Basic Qualifications
- MSc or PhD in Computer Science, Computational Biology, Bioinformatics, or a related field.
- 3+ years of hands-on experience architecting and building complex applications using Large Language Models.
- Expert knowledge of Python and modern MLOps frameworks and tools; experience with agentic frameworks like LangChain is essential.
- Demonstrated experience in building multi-agent systems that can plan, execute tasks, and interact with external tools and APIs.
- Familiarity with high-performance computing environments and cloud services (e.g., AWS, GCP).

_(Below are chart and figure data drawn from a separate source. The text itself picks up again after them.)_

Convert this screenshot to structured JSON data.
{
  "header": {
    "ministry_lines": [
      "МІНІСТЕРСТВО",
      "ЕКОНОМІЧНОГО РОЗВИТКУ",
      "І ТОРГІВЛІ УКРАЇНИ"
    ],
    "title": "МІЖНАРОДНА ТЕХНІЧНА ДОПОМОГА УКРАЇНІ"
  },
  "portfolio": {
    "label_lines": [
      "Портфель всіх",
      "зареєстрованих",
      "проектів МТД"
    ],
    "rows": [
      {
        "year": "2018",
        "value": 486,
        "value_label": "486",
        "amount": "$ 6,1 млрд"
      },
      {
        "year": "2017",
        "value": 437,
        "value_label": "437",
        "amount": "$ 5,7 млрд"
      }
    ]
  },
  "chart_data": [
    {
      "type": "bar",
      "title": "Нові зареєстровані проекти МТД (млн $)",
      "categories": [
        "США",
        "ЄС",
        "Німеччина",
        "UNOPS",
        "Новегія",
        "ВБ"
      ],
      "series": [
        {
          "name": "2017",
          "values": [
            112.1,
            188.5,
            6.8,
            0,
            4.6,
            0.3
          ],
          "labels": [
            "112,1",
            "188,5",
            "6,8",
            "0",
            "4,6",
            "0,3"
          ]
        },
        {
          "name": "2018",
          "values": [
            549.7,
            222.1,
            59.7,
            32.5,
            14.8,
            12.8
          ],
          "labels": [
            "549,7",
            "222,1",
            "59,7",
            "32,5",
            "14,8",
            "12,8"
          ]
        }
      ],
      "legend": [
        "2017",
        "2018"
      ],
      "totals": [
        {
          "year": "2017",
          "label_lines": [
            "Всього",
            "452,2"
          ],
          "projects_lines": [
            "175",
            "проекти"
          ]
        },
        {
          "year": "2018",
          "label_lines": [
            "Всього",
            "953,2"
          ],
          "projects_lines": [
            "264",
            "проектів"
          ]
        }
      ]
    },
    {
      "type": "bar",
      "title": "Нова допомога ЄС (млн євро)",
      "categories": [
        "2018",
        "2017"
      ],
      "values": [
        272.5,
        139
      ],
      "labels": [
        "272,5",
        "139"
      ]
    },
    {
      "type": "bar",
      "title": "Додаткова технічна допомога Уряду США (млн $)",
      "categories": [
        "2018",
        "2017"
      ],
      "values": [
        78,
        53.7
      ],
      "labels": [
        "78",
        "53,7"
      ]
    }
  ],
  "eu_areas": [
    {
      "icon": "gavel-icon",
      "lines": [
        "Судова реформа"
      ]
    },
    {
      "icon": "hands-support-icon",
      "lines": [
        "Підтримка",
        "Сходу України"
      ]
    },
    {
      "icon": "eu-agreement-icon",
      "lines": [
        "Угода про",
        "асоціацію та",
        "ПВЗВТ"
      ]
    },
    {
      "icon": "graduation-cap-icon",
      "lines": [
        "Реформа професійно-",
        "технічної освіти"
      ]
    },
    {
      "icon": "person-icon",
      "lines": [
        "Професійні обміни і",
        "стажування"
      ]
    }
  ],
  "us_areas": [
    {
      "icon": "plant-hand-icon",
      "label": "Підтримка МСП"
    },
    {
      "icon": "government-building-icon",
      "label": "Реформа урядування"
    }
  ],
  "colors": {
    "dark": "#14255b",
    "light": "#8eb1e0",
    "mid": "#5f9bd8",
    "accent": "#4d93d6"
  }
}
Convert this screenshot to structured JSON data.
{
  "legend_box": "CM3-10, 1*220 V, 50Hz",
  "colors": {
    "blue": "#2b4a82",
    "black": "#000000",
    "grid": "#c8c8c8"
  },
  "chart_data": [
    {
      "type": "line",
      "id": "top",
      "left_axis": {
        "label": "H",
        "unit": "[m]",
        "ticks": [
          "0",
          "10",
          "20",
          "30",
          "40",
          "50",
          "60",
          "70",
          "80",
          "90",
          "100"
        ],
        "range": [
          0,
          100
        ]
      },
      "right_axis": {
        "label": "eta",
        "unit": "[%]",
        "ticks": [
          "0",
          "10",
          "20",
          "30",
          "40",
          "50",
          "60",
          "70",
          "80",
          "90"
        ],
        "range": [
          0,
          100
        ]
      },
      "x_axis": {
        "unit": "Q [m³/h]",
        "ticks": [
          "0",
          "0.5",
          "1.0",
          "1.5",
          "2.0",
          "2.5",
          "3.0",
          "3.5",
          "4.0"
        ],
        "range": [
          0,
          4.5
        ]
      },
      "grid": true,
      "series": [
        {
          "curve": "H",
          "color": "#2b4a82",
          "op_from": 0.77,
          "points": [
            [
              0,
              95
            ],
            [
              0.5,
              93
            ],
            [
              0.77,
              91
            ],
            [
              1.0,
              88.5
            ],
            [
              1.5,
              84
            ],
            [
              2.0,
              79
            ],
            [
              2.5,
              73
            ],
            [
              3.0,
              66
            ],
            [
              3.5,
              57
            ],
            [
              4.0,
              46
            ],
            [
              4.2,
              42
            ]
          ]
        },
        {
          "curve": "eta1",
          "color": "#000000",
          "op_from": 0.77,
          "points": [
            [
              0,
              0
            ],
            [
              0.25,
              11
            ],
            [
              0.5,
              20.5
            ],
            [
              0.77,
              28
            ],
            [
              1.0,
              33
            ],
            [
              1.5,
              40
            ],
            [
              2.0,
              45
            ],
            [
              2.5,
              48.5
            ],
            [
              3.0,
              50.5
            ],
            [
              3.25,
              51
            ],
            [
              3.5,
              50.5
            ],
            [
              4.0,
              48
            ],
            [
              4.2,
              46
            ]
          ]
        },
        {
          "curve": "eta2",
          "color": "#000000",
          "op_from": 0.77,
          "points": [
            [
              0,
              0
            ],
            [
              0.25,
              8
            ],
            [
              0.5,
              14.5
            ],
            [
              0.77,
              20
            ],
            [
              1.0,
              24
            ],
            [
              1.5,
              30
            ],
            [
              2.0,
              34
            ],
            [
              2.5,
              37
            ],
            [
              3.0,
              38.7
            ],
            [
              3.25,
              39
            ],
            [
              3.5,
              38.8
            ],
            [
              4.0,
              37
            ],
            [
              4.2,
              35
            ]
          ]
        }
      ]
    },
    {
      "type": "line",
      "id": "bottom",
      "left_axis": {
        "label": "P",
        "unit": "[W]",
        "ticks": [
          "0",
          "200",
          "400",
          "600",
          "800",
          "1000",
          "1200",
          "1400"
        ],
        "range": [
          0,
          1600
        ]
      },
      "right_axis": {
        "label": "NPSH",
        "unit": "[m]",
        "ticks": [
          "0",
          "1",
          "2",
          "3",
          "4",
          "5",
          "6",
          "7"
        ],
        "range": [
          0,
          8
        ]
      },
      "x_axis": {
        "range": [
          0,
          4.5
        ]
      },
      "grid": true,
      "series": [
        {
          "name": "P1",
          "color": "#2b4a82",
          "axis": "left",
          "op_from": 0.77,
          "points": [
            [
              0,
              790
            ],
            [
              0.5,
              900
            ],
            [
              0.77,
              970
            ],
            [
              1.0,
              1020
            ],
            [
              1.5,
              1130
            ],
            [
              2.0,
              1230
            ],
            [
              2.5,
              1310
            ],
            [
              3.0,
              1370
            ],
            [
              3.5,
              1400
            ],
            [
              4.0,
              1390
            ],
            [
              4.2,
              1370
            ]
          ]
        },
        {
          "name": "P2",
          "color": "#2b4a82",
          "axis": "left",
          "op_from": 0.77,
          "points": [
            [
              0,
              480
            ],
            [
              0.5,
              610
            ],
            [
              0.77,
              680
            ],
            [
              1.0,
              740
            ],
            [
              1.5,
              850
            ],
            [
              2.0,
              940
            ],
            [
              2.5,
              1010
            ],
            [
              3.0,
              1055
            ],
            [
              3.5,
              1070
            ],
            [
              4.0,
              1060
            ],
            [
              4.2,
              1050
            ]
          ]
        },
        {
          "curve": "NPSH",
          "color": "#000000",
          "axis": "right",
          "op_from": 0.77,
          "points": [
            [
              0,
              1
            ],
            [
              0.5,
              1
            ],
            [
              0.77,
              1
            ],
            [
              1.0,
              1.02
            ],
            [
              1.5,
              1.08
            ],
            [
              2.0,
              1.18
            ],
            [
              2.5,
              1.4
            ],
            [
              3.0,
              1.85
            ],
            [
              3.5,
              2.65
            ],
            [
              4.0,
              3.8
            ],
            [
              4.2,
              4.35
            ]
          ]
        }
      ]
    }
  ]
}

- Excellent communication skills and the ability to work effectively in a multidisciplinary team, translating the needs of biologists and drug developers into technical solutions.
- Intellectual curiosity, critical thinking, and a commitment to innovation and scientific rigor.
Preferred Qualifications
- A strong background in genomics, computational biology, or bioinformatics, including experience with NGS data analysis or large-scale biological datasets.
- Prior experience in the biotech or pharmaceutical industry, particularly in a drug discovery context.
- Experience with model distillation or creating smaller, specialized models from larger foundation models.
- Familiarity with scientific workflow management systems and tools (e.g., Docker, Conda).
What we offer
- A collaborative and innovative environment at the frontier of computational biology, machine learning, and drug discovery.
- Highly competitive compensation, including meaningful stock ownership.
- Comprehensive benefits - including health, vision, and dental coverage for employees and families, employee and family assistance program.
- Flexible work environment - including flexible hours, extended long weekends, holiday shutdown, unlimited personal days.
- Maternity and parental leave top-up coverage, as well as new parent paid time off.
- Focus on learning and growth for all employees - learning and development budget & lunch and learns.
- Facilities located in the heart of Toronto - the epicenter of machine learning and AI research and development, and in Kendall Square, Cambridge, Mass. - a global center of biotechnology and life sciences.